Im zweiten Teil gehe ich auf die Schwächen des politischen Systems ein. Es gibt allerdings keine exakte Trennlinie zwischen dem ersten Kapitel, da das wirtschaftliche und politische System eng zusammenhängen.
In der UdSSR versuchte man die einzelnen Teilrepubliken voneinander abhängig zu machen. So kam es, dass die Bevölkerung Usbekistans Getreide und andere landwirtschaftliche Produkte nicht aus dem Umland, sondern aus Kasachstan erhielt, oder rohstoffabhängige Industrien in Lettland errichtet wurden, wo selbst keinerlei entsprechende Rohstoffe vorhanden waren.
2.1 Klassenunterschied zwischen Funktionären und Arbeitern:
Der sowjetische "Totalitarismus" basiert auf dem Prinzip der alleserfassenden Leitung. Die daraus entstehenden Probleme wurden bereits erörtert. Es gab keine Kontrolle der Elite des Landes. Die Korruption stieg stark an. Es entwickelten sich zwei Schichten: Die armen Arbeiter und die durch Bestechung reich gewordenen Funktionäre.
Diese Funktionäre hatten außerdem noch zahlreiche Privilegien: eigene Geschäfte, bessere Versorgung, Plätze in Ferienheimen, Eliteschulen, Erlaubnis zu Auslandsreisen, etc. Die materiellen Interessen der Bürokratie werden damit zur wichtigsten Triebfeder der Planerfüllung. Alle müssen den Interessen der Bürokratie dienen.
2.2 Streik als Zeichen wachsenden Unmuts:
Mit zunehmender Zeit der Katastrophe wurde der Unmut immer größer und das zeigt sich in großflächigen Streiks. 1989 begannen die Arbeitsniederlegungen im westsibirischen Prokopjewski. Die Bergarbeiter mussten mit vollkommen veralteten und teilweise defekten Geräten Kohle aus den Gruben befördern. Täglich waren fünf bis sechs Unfälle pro Schicht zu beklagen. Die seit Jahrzehnten renovierungsbedürftigen Wohnungen waren für die Familien meist viel zu klein. In manchen Sommern gab es nicht genügend Wasser, die Kanalisation fehlte ganz und die medizinische Versorgung war völlig unzureichend. Die Bergarbeiter fühlten sich mit ihren Problemen im Stich gelassen. Der Zorn gegenüber den Verantwortlichen im fernen Osten wuchs.

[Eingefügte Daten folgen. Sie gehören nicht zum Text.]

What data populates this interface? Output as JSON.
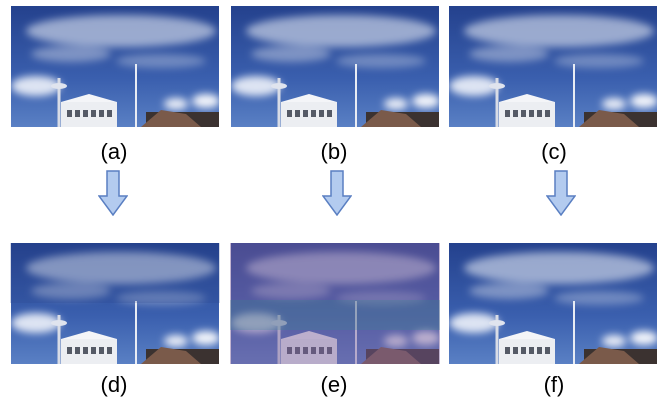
{
  "panels": [
    {
      "label": "(a)"
    },
    {
      "label": "(b)"
    },
    {
      "label": "(c)"
    },
    {
      "label": "(d)"
    },
    {
      "label": "(e)"
    },
    {
      "label": "(f)"
    }
  ]
}
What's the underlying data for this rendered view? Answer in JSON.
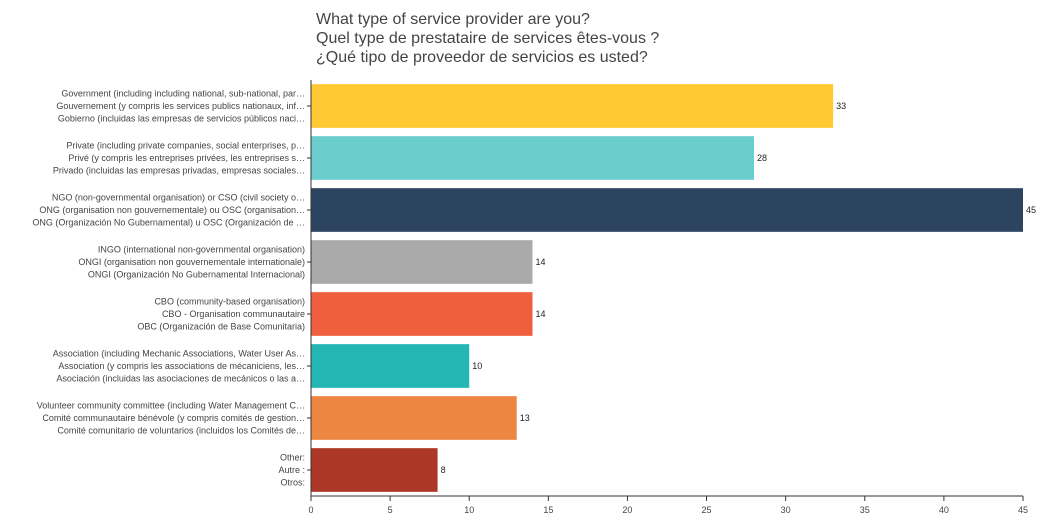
{
  "chart_data": {
    "type": "bar",
    "orientation": "horizontal",
    "title": [
      "What type of service provider are you?",
      "Quel type de prestataire de services êtes-vous ?",
      "¿Qué tipo de proveedor de servicios es usted?"
    ],
    "categories": [
      [
        "Government (including including national, sub-national, par…",
        "Gouvernement (y compris les services publics nationaux, inf…",
        "Gobierno (incluidas las empresas de servicios públicos naci…"
      ],
      [
        "Private (including private companies, social enterprises, p…",
        "Privé (y compris les entreprises privées, les entreprises s…",
        "Privado (incluidas las empresas privadas, empresas sociales…"
      ],
      [
        "NGO (non-governmental organisation) or CSO (civil society o…",
        "ONG (organisation non gouvernementale) ou OSC (organisation…",
        "ONG (Organización No Gubernamental) u OSC (Organización de …"
      ],
      [
        "INGO (international non-governmental organisation)",
        "ONGI (organisation non gouvernementale internationale)",
        "ONGI (Organización No Gubernamental Internacional)"
      ],
      [
        "CBO (community-based organisation)",
        "CBO - Organisation communautaire",
        "OBC (Organización de Base Comunitaria)"
      ],
      [
        "Association (including Mechanic Associations, Water User As…",
        "Association (y compris les associations de mécaniciens, les…",
        "Asociación (incluidas las asociaciones de mecánicos o las a…"
      ],
      [
        "Volunteer community committee (including Water Management C…",
        "Comité communautaire bénévole (y compris comités de gestion…",
        "Comité comunitario de voluntarios (incluidos los Comités de…"
      ],
      [
        "Other:",
        "Autre :",
        "Otros:"
      ]
    ],
    "values": [
      33,
      28,
      45,
      14,
      14,
      10,
      13,
      8
    ],
    "colors": [
      "#ffc933",
      "#6ccdce",
      "#2d4460",
      "#aaaaaa",
      "#f05f3d",
      "#23b6b3",
      "#ed8641",
      "#ad3726"
    ],
    "xlim": [
      0,
      45
    ],
    "xticks": [
      0,
      5,
      10,
      15,
      20,
      25,
      30,
      35,
      40,
      45
    ],
    "xlabel": "",
    "ylabel": "",
    "grid": false
  }
}
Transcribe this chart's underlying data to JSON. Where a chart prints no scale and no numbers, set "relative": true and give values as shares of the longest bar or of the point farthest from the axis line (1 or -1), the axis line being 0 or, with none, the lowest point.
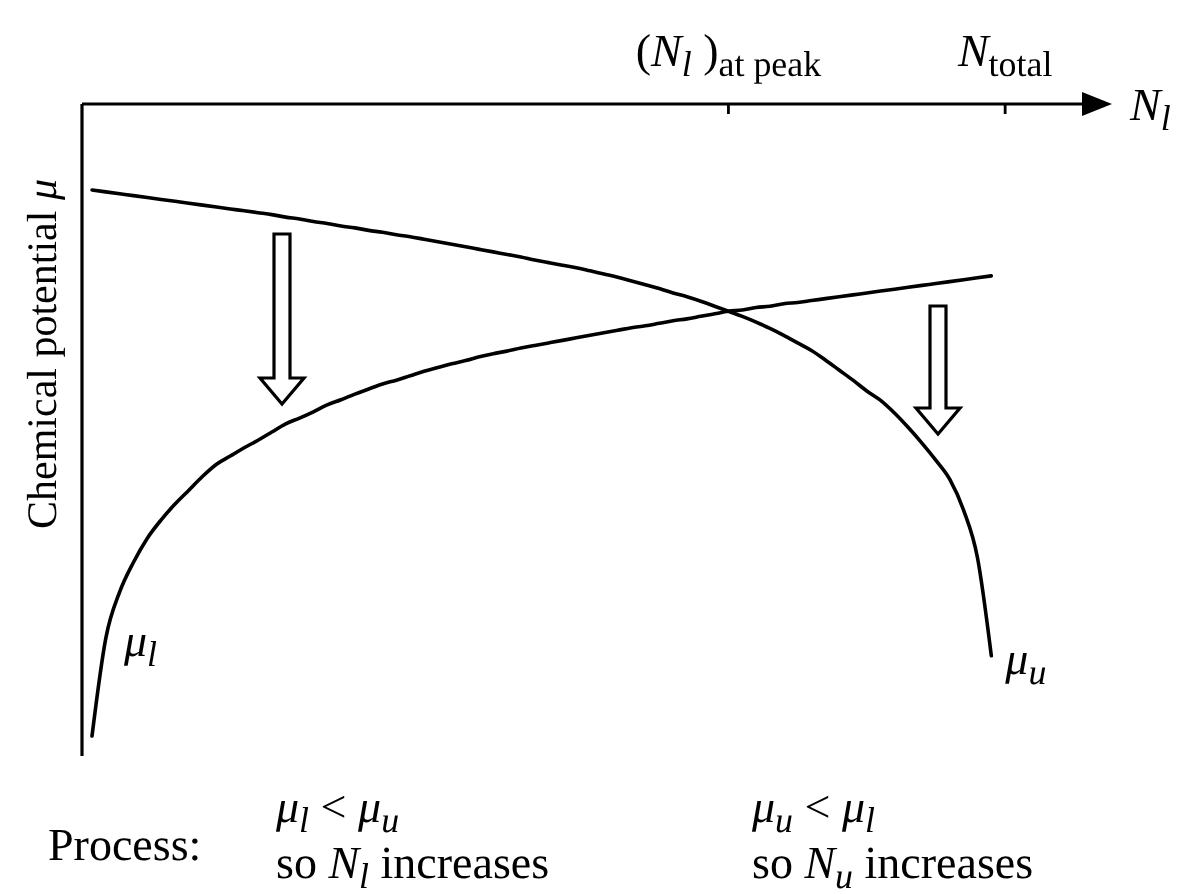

Mit Beginn der Streike änderte sich auch schnell das Verhalten der Arbeiter. Sehr bald war die Bewegung derart mächtig, dass sich kein Gebietsverantwortlicher mehr mit ihnen anzulegen wagte. Dadurch entstand ein starkes Selbstbewusstsein der Arbeiter. Es formierten sich "Gebietsstreikkomitees", in denen die weitere politische Linie und Strategie ausgehandelt wurde, sich gegen den Partei- und Verwaltungsapparat zu wehren. Ziel war die eigene Verwaltung der Kohlegruben.
Die Verwaltung der Kohlegruben funktionierte tatsächlich nicht. Tonnen Von Kohle wurden zwar abgebaut aber nicht mehr abtransportiert. Für die Bergarbeiter aber war es schwer möglich genug Kohle für den Winter zu bekommen.
2.3 Wahrnehmungsverzerrer:
Eine sehr große Wirkung auf die Menschen in diesem politischen System zeigte das sie die Lehre eingetrichtert bekamen die ihnen in Fleisch und Blut über ging.
Ähnlich, wie Liebe blind macht, wirkt sich auch dieses bedingungslose Annehmen dieses System aus. So war z.B. für die Schwächen der sowjetischen Wirtschaft laut damaligen KGB-Chefs Krjutschkow die Intrigen ausländischer Investoren und fremde Geheimdienste verantwortlich. Anstatt das marode System zu überdenken und Verbesserungen zu finden, vergrößerte man einfach den Geheimdienst.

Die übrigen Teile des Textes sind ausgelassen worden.